Di sejumlah kasus pemasaran, terbatasnya keterlibatan luas terjadi karena tidak ada perasaan “senasib sepenanggungan”. Banyaknya bahan bagi terciptanya perasaan “senasib sepenanggungan” seperti creative destruction yang terjadi di sejumlah industri, seringkali belum menjadi driver yang kuat. Bahkan ketika creative destruction sudah mulai mengurangi kue yang sebetulnya bisa dimakan, juga belum menjadi pendorong perasaan senasib sepenanggungan dan mengambil langkah bersama.

Boleh saja berlaku sinis ketika Apple menolak permintaan penegak hukum di Amerika untuk membantu mengakses data percakapan tersangka terorisme yang meninggal. Ternyata langkah Apple itu didukung oleh perusahaan teknologi lainnya, termasuk para pesaing kuatnya. Karena data privacy sebagai sebuah value yang ditawarkan oleh perusahaan teknologi tersebut, teracam kelangsungannya.

Sebetulnya, dunia periklanan juga menghadapi perubahan besar. Mulai dari materi hingga country of origin dari media periklanan maupun iklannya sendiri. Tapi kerasnya “direct competition” diantara stakeholders periklanan seperti meminimalkan perasaan senasib sepenanggungan dan mengalahkan perlunya kolaborasi kampanye atau pemberitaan menghadapi “ancaman kelangsungan”.

Terus terang, untuk mengkampanyekan ancaman kelangsungan bersama itu tidak mudah. Maaf, kalau terkesan “berpromosi”. Perusahaan Harris Thajeb atau Maya Watono, tokoh yang berperan luas dalam penyelenggaraan Ad Asia 2017, kadang-kadang menjadi saingan perusahaan penulis, MarkPlus, dalam “marketing spending”.

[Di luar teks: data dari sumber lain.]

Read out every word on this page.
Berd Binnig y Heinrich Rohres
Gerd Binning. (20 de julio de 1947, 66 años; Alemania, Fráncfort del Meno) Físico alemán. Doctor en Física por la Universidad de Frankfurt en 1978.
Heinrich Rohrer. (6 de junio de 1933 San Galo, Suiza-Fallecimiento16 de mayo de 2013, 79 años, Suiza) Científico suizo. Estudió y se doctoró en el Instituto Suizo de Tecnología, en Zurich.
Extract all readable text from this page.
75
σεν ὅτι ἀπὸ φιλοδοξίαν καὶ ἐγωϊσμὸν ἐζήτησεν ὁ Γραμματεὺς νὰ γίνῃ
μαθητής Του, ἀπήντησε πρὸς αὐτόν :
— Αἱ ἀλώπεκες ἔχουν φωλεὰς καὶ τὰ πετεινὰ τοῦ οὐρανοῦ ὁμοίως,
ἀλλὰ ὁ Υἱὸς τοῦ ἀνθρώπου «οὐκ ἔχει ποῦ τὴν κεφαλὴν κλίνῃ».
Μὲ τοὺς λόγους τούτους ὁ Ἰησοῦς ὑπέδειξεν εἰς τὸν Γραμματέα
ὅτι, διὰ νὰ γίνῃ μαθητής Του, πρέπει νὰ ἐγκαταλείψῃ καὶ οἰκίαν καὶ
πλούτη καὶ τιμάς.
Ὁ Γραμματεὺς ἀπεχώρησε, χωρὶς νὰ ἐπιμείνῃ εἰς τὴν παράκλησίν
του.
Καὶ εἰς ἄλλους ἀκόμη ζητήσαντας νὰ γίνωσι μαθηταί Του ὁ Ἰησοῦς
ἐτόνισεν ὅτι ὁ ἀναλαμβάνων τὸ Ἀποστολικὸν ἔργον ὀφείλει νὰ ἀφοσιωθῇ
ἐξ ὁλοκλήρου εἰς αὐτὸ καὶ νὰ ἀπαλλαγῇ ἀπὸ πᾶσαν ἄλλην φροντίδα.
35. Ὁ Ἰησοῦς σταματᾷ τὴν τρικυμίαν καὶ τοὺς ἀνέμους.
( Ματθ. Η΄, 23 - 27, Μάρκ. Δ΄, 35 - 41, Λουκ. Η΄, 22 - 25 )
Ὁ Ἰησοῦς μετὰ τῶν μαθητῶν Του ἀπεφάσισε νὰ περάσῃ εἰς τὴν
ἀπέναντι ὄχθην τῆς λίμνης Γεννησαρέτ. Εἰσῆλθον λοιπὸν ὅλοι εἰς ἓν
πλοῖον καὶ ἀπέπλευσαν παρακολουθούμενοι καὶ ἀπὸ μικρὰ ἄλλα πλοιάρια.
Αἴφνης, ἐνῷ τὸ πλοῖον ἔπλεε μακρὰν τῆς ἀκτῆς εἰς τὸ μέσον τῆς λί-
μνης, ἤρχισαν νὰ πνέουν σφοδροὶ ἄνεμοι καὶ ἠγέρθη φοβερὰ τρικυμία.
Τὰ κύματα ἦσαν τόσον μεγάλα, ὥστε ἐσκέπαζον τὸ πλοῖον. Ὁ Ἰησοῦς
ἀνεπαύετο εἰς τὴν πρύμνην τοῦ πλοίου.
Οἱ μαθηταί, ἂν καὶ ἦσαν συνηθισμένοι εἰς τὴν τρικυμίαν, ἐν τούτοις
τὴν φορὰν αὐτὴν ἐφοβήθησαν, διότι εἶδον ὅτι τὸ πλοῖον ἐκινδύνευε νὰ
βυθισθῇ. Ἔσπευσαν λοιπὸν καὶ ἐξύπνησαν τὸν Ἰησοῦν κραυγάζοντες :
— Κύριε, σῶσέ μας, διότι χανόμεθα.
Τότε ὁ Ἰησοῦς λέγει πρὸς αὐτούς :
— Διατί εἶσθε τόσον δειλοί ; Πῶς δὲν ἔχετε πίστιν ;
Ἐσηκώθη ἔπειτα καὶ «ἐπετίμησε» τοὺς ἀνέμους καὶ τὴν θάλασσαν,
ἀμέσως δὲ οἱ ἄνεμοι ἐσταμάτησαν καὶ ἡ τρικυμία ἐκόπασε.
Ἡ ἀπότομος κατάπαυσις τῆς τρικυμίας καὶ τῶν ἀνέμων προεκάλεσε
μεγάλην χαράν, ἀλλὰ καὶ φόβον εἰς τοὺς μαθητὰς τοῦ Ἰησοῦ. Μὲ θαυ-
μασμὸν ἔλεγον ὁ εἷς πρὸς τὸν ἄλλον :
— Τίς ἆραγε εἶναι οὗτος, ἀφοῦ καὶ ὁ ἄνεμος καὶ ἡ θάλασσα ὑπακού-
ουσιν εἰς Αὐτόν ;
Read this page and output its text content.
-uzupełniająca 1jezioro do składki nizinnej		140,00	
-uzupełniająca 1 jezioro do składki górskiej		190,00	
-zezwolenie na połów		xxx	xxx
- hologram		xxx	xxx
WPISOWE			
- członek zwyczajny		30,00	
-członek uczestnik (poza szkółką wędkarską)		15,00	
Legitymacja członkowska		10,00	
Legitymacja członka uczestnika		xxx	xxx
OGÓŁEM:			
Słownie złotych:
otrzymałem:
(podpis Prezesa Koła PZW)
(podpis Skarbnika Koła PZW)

Namun itu tidak menghalangi kerjasama, termasuk untuk bersama-sama saling mengkampanyekan bahkan perusahaan masing-masing seperti melalui MarkPlus Conference selama bertahun-tahun! Termasuk di MarkPlus Conference tahun ini yang akan berlangsung 7 Desember 2017 di Pacific Place Jakarta dengan tema “Navigating the Unpredicatbles”. Kebetulan selain bisa menemukan perasaan senasib sepenanggungan, juga karena ada prinsip friendship above business.